Grandi derivazioni idroelettriche, «Comuni montani Fvg a secco di soldi»

“I Comuni interessati dalle grandi derivazioni idroelettriche rimangono a secco. Non di acqua, ma dei soldi previsti dalla legge regionale”.

Lo sottolinea in una nota il capogruppo del Movimento 5 Stelle in Consiglio regionale, Mauro Capozzella, che si riallaccia alla risposta dell’assessore ad Ambiente ed Energia, Fabio Scoccimarro, a una sua interrogazione.

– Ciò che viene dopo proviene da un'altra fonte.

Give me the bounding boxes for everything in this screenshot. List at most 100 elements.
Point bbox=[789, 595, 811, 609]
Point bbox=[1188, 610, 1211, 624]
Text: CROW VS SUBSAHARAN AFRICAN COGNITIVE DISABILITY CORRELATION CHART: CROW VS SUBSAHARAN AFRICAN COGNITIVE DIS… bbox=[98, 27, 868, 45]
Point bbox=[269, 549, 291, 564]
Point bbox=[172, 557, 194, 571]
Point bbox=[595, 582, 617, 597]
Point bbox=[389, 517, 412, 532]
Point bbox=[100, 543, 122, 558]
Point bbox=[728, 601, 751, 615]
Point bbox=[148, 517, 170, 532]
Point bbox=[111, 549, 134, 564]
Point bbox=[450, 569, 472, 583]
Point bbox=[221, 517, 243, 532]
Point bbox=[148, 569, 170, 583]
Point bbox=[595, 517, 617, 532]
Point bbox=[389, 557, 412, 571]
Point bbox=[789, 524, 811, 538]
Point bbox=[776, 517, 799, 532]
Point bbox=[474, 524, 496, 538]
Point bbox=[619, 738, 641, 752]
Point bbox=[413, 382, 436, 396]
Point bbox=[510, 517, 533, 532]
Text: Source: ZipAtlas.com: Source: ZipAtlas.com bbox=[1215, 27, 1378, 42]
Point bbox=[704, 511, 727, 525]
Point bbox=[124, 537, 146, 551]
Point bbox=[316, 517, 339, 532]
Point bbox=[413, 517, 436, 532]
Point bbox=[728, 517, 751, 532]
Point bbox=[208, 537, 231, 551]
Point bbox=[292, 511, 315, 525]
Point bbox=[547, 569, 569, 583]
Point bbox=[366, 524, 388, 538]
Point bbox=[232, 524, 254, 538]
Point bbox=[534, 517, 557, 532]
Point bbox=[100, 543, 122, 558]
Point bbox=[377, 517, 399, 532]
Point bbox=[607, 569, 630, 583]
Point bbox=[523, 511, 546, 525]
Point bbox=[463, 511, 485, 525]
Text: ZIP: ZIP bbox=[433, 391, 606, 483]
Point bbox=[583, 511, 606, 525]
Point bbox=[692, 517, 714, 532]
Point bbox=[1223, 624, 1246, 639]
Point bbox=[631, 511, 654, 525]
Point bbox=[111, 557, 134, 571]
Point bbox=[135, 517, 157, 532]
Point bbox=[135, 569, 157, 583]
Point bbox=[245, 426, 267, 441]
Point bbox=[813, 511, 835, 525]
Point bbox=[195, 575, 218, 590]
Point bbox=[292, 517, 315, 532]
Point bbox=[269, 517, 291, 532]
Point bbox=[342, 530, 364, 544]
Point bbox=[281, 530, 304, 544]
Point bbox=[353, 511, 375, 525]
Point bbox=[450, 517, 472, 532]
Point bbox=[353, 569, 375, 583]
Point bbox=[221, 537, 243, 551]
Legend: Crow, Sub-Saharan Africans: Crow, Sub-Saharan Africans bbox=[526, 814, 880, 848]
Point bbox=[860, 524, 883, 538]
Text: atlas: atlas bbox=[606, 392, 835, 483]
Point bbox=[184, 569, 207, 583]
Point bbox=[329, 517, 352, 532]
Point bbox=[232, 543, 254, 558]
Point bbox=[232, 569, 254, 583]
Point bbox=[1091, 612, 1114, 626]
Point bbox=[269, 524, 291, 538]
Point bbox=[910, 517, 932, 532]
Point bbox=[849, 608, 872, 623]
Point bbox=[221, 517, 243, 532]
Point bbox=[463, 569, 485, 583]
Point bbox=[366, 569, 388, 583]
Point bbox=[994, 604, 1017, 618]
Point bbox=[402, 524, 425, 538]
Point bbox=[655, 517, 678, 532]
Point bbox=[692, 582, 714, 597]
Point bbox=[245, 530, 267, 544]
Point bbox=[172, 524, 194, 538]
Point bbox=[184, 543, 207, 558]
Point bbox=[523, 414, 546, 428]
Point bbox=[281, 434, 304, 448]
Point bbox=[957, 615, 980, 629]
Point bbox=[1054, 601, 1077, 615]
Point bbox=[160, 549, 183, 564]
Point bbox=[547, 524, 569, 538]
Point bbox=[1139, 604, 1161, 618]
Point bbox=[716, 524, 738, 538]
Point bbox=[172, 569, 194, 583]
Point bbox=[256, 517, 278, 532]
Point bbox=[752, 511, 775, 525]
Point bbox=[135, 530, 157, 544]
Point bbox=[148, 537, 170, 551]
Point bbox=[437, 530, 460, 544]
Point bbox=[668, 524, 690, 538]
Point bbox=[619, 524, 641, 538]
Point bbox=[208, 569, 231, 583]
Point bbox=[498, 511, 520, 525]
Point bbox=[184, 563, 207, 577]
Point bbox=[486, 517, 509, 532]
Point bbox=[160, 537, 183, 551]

“Fino a quando non c’è l’esito sul ricorso presentato da A2A, gestore dell’asta del Tagliamento – sottolinea Capozzella -, tutti gli enti locali della nostra montagna dovranno aspettare per ottenere quanto spetta loro. Si tratta di parecchi milioni di euro e i tempi rischiano di essere lunghi. Da parte nostra, abbiamo chiesto di approvare, già nell’Assestamento di bilancio che verrà discusso a luglio in Consiglio regionale, una norma per consentire di sbloccare quantomeno gli oltre 4 milioni di euro per quei territori che non sono interessanti dal ricorso. In questo modo, verrebbero limitati i danni per la nostra montagna”.

“Ma ci appelliamo anche ai sindaci che sono comprensibilmente increduli davanti a una situazione che penalizza i loro Comuni. Si mobilitino anche loro – conclude il pentastellato – per ottenere quanto dovuto per legge: come promotori della tanto attesa normativa che garantisce queste risorse al territorio montano, siamo pronti a dare voce in Regione alle loro giuste richieste”.